Ne sois pas pessimiste. — Ne sais-tu pas que tout ce qui arrive ou peut arriver contribue au bien ?

— Ton optimisme sera la conséquence nécessaire de ta foi.

Naturel. — Que votre vie d’homme chrétien, de femme chrétienne — votre sel et votre lumière — s’écoule spontanément, sans extravagance ni niaiserie : ayez toujours en vous notre esprit de simplicité.

« Ma vie se heurtant à un milieu paganisé ou païen, mon naturel ne va-t-il pas sembler factice ? » me demandes-tu.

— Je te réponds : il y aura choc, sans doute, entre ta vie et ce milieu ; et ce contraste, où ta foi se confirmera par les œuvres, est précisément le naturel que je te demande.

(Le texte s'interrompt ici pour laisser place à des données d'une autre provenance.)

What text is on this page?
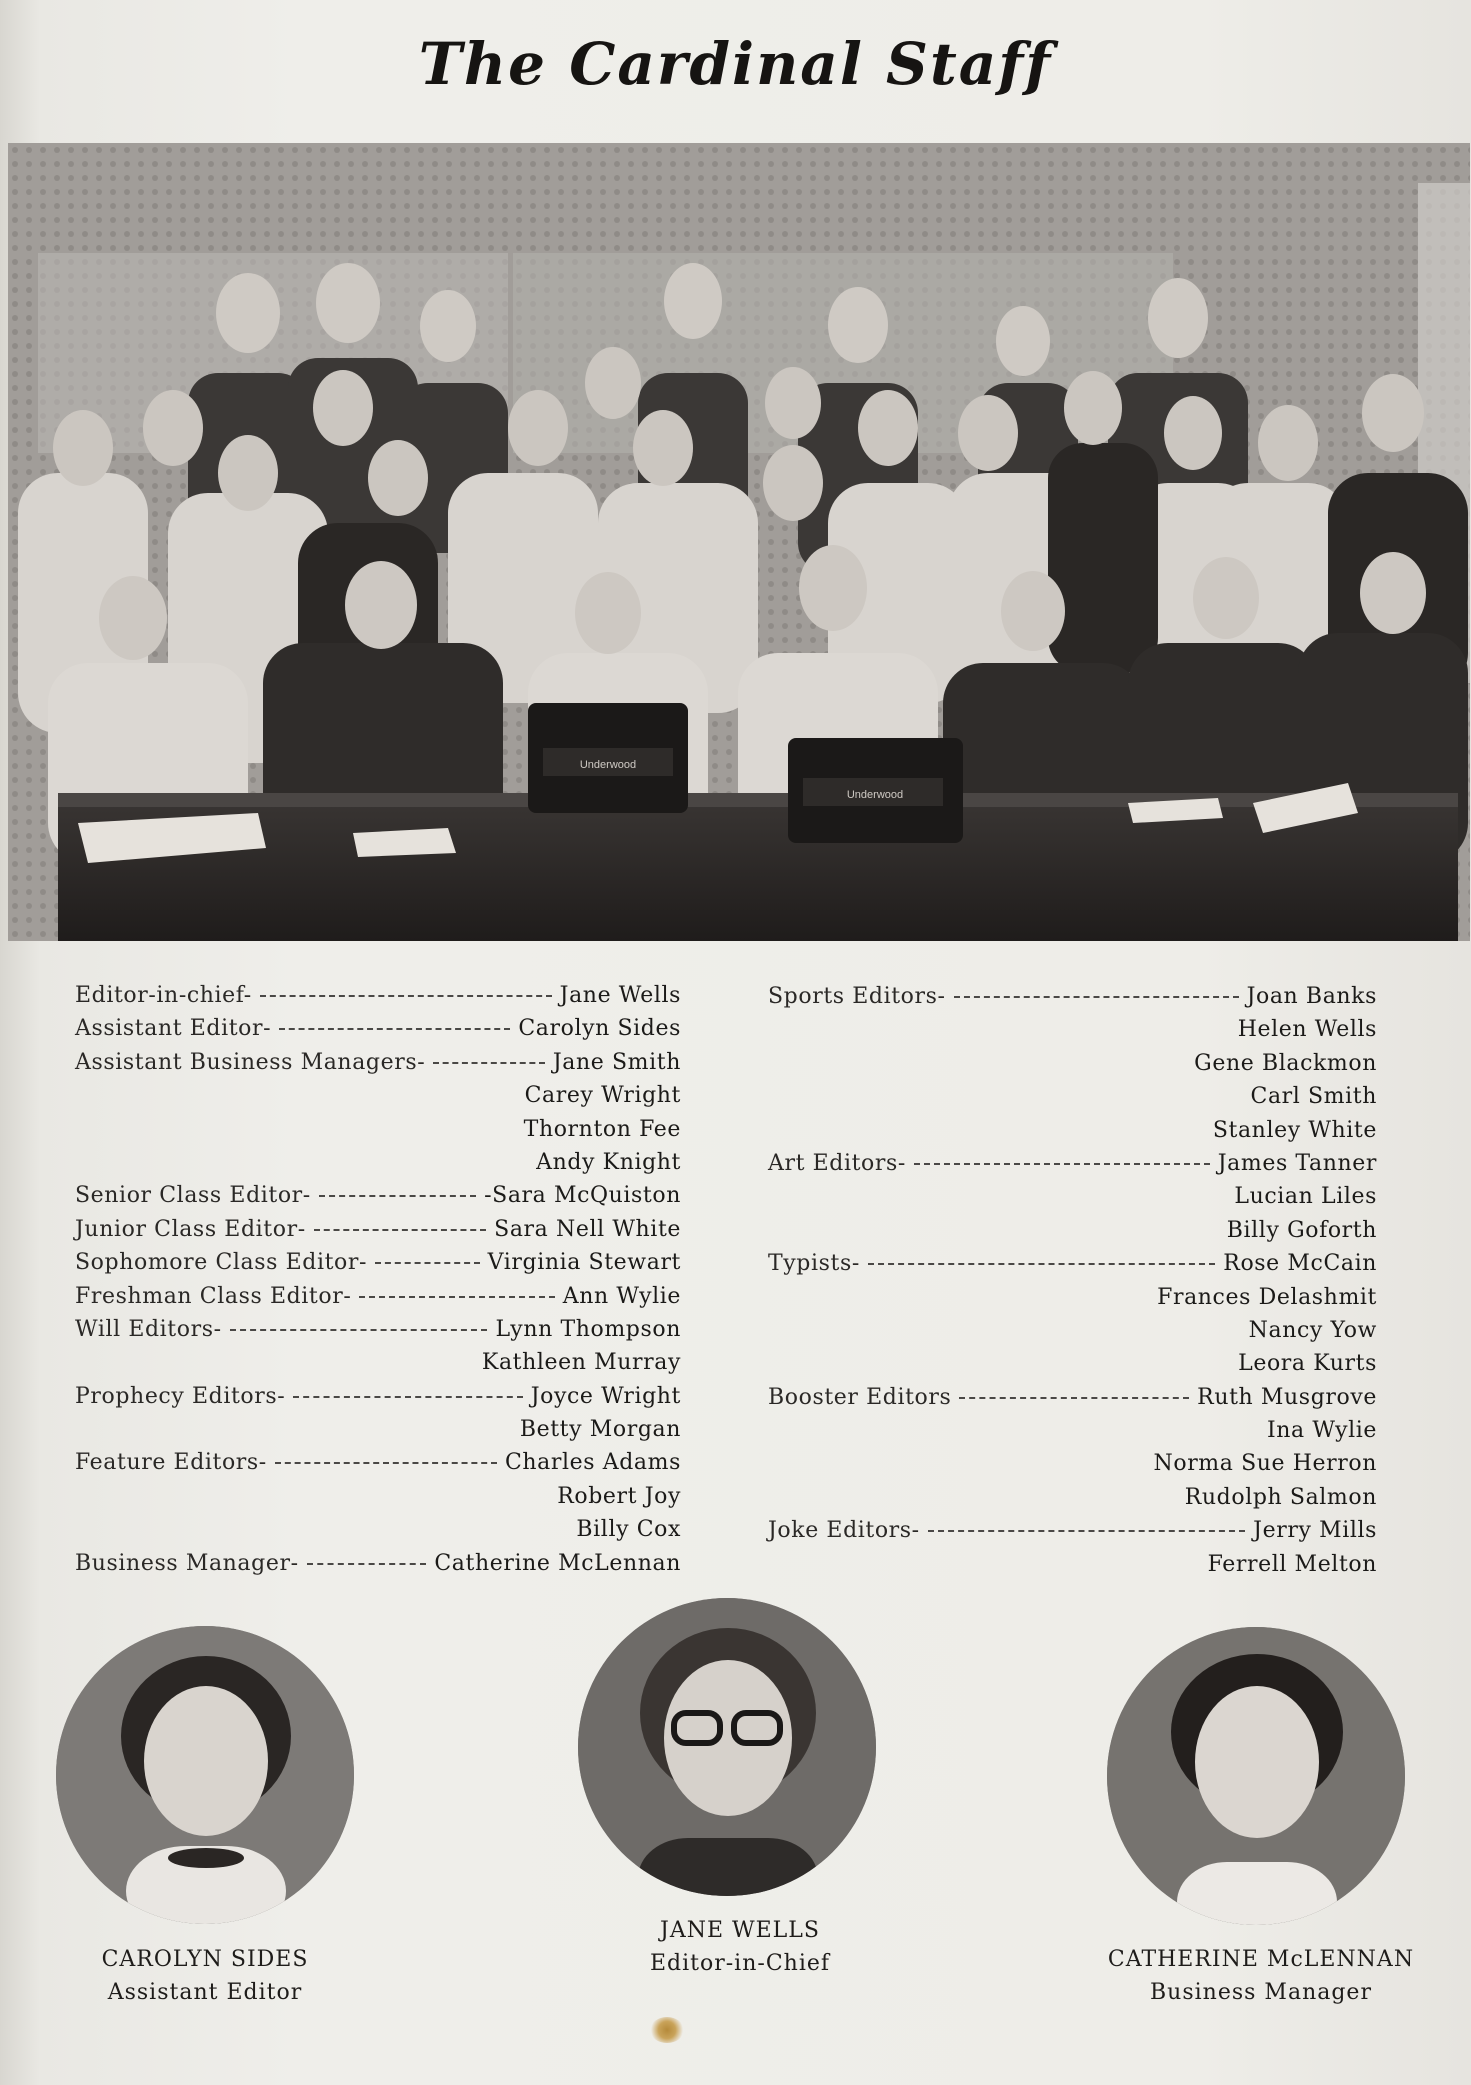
The Cardinal Staff
Underwood
Underwood
Editor-in-chief-	Jane Wells
Assistant Editor-	Carolyn Sides
Assistant Business Managers-	Jane Smith
Carey Wright
Thornton Fee
Andy Knight
Senior Class Editor-	-Sara McQuiston
Junior Class Editor-	Sara Nell White
Sophomore Class Editor-	Virginia Stewart
Freshman Class Editor-	Ann Wylie
Will Editors-	Lynn Thompson
Kathleen Murray
Prophecy Editors-	Joyce Wright
Betty Morgan
Feature Editors-	Charles Adams
Robert Joy
Billy Cox
Business Manager-	Catherine McLennan
Sports Editors-	Joan Banks
Helen Wells
Gene Blackmon
Carl Smith
Stanley White
Art Editors-	James Tanner
Lucian Liles
Billy Goforth
Typists-	Rose McCain
Frances Delashmit
Nancy Yow
Leora Kurts
Booster Editors	Ruth Musgrove
Ina Wylie
Norma Sue Herron
Rudolph Salmon
Joke Editors-	Jerry Mills
Ferrell Melton
CAROLYN SIDES
Assistant Editor
JANE WELLS
Editor-in-Chief	CATHERINE McLENNAN
Business Manager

Ne t’inquiète pas s’ils disent que tu as l’esprit de corps. Que veulent-ils ? Un instrument friable qui se brise à peine l’a-t-on saisi ?

Sur cette Histoire de Jésus que je t’ai offerte, j’ai écrit en dédicace : « Cherche le Christ, trouve le Christ, aime le Christ. »

— Ce sont trois étapes très distinctes. As-tu essayé, au moins, de vivre la première ?

Si tu es le chef et qu’ils te voient fléchir…, il n’est pas étonnant que l’obéissance soit ébranlée.

Confusionnisme. — J’ai appris que la rectitude de ton jugement vacillait. Et pour me faire comprendre, je t’ai écrit : le diable est très laid, et, comme il est malin, il ne s’expose pas à ce que nous voyions ses cornes. Il ne se présente pas de face.

— C’est pourquoi il est si souvent travesti de noblesse, voire de spiritualité.

Le Seigneur dit : « Je vous donne un commandement nouveau : aimez-vous les uns les autres. C’est à ce signe que l’on connaîtra que vous êtes mes disciples. »

— Et saint Paul : « Portez les fardeaux les uns des autres et accomplissez ainsi la loi du Christ. »

— Moi, je ne te dis rien.

N’oublie pas, mon enfant, que pour toi, sur terre, il n’est qu’un mal à craindre et à éviter par la grâce divine : le péché.